Perguntei pra terapeuta se teria como gravar as sessões e escrever um livro no final. Ela deixou, mas nunca consegui escrever nada. E qualquer psicólogo que você questione vai dizer que a terapia não tem final. Até ter, e você se pegar olhando pro teto nas terças-feiras depois do trabalho.
Dezenove dias antes do natal a gravidade passou a funcionar apenas 98,7% das vezes. Alguns animais e alguns pratos ou copos flutuavam sem razão nenhuma, para desespero da comunidade científica. “98,7% ainda é próximo de 100%, não devemos mudar drasticamente a sociedade” alguns pensadores diziam. Nenhum deles apresentava justificativa para aquilo.
Chego nos 30 com essa sensação de que não experienciei nem metade do que sei que experienciei porque meu grupo de amigos nunca foi muito de registrar esses momentos. E agora que tenho contato com um total de zero pessoas desse grupo uma parte de mim se sente dissociada dessas memórias. Não sei se é bom ou ruim. Ou ambos. Ou nenhum.
Depois do caos inicial, depois do octagésimo sexto ônibus decolando da estrada aparentemente sem motivo (aviões tiveram alguns problemas mas nem tantos quanto imaginavam) a vida continuou normalmente. Só com uma pitada de caos a mais. As contas das pessoas não sairiam flutuando rumo a não-existência. Talvez, fisicamente, o papel detalhando os gastos saísse, mas você entendeu.
Tenho esse sentimento interno de ‘a partir de hoje vou deixar meu legado’ com o intuito de criar algo que inspire alguém, de qualquer forma, ao mesmo tempo que se estivesse indo comprar pão e caísse uma mesa na minha frente, e 2,4 segundos depois (aqui a gravidade e resistência do ar ainda se aplicam) um aparato com um único botão vermelho no centro que apagaria todos os sinais da minha existência agora e retroativamente, eu não sei bem o que faria. Por isso acabo nem criando nada, até ter certeza.

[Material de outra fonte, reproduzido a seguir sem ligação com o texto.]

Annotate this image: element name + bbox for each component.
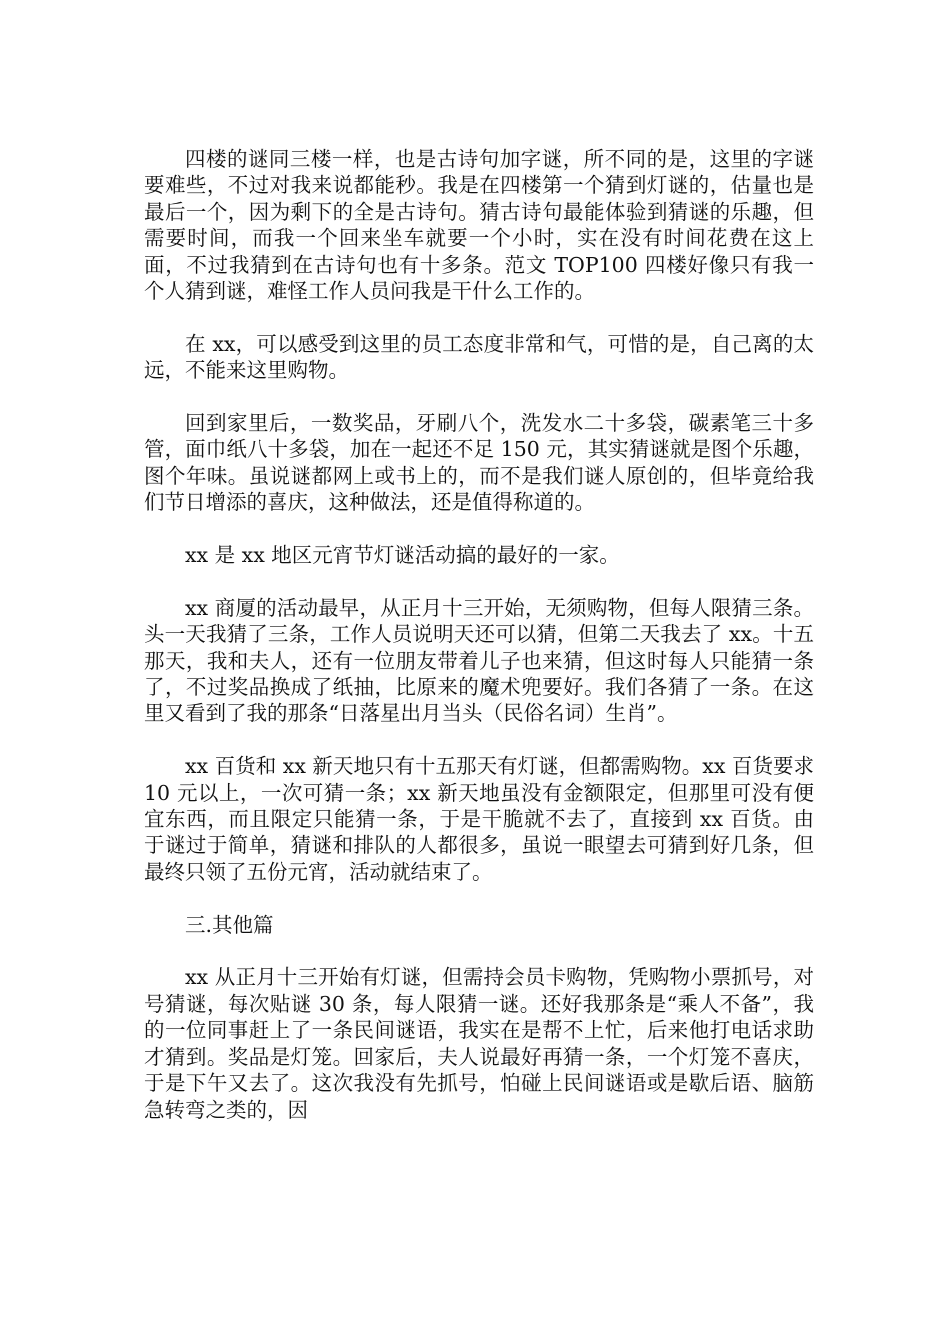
paragraph-shopping-mall: xx 商厦的活动最早，从正月十三开始，无须购物，但每人限猜三条。头一天我猜了三条，工作人员说明天还可以猜，但第二天我去了 xx。十五那天，我和夫人，还有一位朋友带着儿子也来猜，但这时每人只能猜一条了，不过奖品换成了纸抽，比原来的魔术兜要好。我们各猜了一条。在这里又看到了我的那条“日落星出月当头（民俗名词）生肖”。 <box>144 595 814 726</box>
document-body <box>144 146 814 1149</box>
paragraph-fourth-floor: 四楼的谜同三楼一样，也是古诗句加字谜，所不同的是，这里的字谜要难些，不过对我来说都能秒。我是在四楼第一个猜到灯谜的，估量也是最后一个，因为剩下的全是古诗句。猜古诗句最能体验到猜谜的乐趣，但需要时间，而我一个回来坐车就要一个小时，实在没有时间花费在这上面，不过我猜到在古诗句也有十多条。范文 TOP100 四楼好像只有我一个人猜到谜，难怪工作人员问我是干什么工作的。 <box>144 147 814 304</box>
paragraph-prizes: 回到家里后，一数奖品，牙刷八个，洗发水二十多袋，碳素笔三十多管，面巾纸八十多袋，加在一起还不足 150 元，其实猜谜就是图个乐趣，图个年味。虽说谜都网上或书上的，而不是我们谜人原创的，但毕竟给我们节日增添的喜庆，这种做法，还是值得称道的。 <box>144 411 814 515</box>
section-heading-other: 三.其他篇 <box>185 912 274 937</box>
paragraph-staff-attitude: 在 xx，可以感受到这里的员工态度非常和气，可惜的是，自己离的太远，不能来这里购物。 <box>144 331 814 383</box>
paragraph-department-store: xx 百货和 xx 新天地只有十五那天有灯谜，但都需购物。xx 百货要求 10 元以上，一次可猜一条；xx 新天地虽没有金额限定，但那里可没有便宜东西，而且限定只能猜一条，于是干脆就不去了，直接到 xx 百货。由于谜过于简单，猜谜和排队的人都很多，虽说一眼望去可猜到好几条，但最终只领了五份元宵，活动就结束了。 <box>144 754 814 884</box>
paragraph-member-card: xx 从正月十三开始有灯谜，但需持会员卡购物，凭购物小票抓号，对号猜谜，每次贴谜 30 条，每人限猜一谜。还好我那条是“乘人不备”，我的一位同事赶上了一条民间谜语，我实在是帮不上忙，后来他打电话求助才猜到。奖品是灯笼。回家后，夫人说最好再猜一条，一个灯笼不喜庆，于是下午又去了。这次我没有先抓号，怕碰上民间谜语或是歇后语、脑筋急转弯之类的，因 <box>144 965 814 1122</box>
paragraph-best-event: xx 是 xx 地区元宵节灯谜活动搞的最好的一家。 <box>185 543 620 568</box>
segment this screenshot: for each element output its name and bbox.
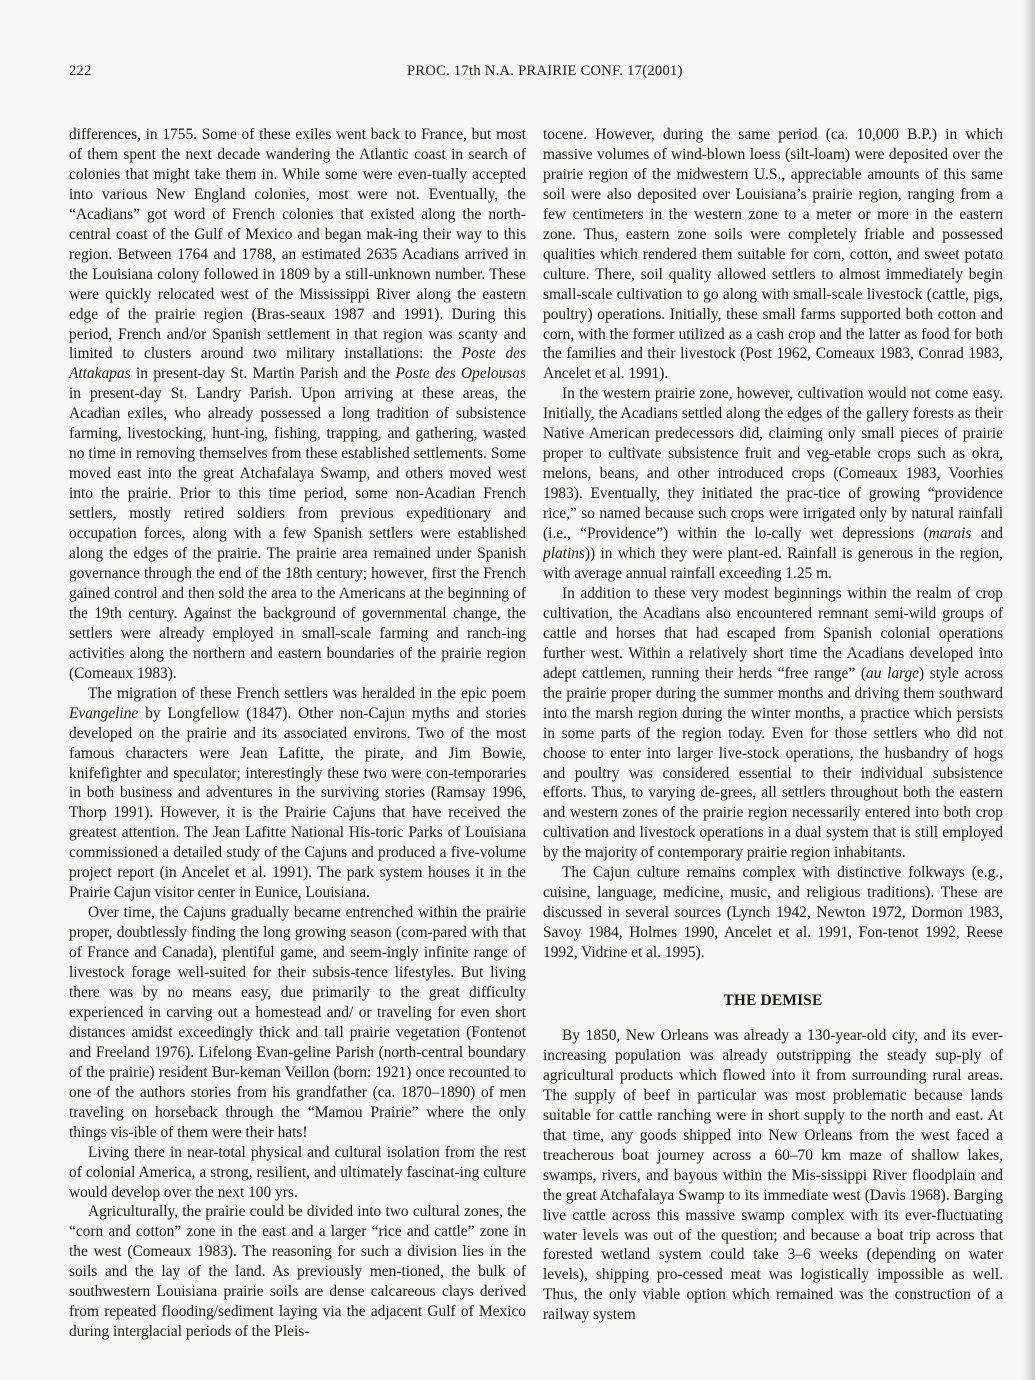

Pra evitar trabalho perdido, sabe.
O problema dessa situação toda da gravidade é que 1,3% é muito pouco para se que religiões surjam da situação então quase nenhum tipo de culto ganhou força. O impacto na civilização foi praticamente nulo. Teve alguns cientistas confusos, objetos voadores e acidentes a mais, claro. O mais curioso é que o número de atendimentos psiquiátricos subiu exponencialmente devido a isso, a falta de impacto. Sabe, as pessoas esperavam que acontecesse alguma coisa. O fim do mundo, invasão alienígena, uma descoberta científica que transformasse completamente nosso entendimento do universo. Mas a ideia de que uma lei fundamental da física poderia mudar, assim, do nada, seu filho ainda se atrasaria pra escola e ligariam pra você perguntando, era um pouco demais.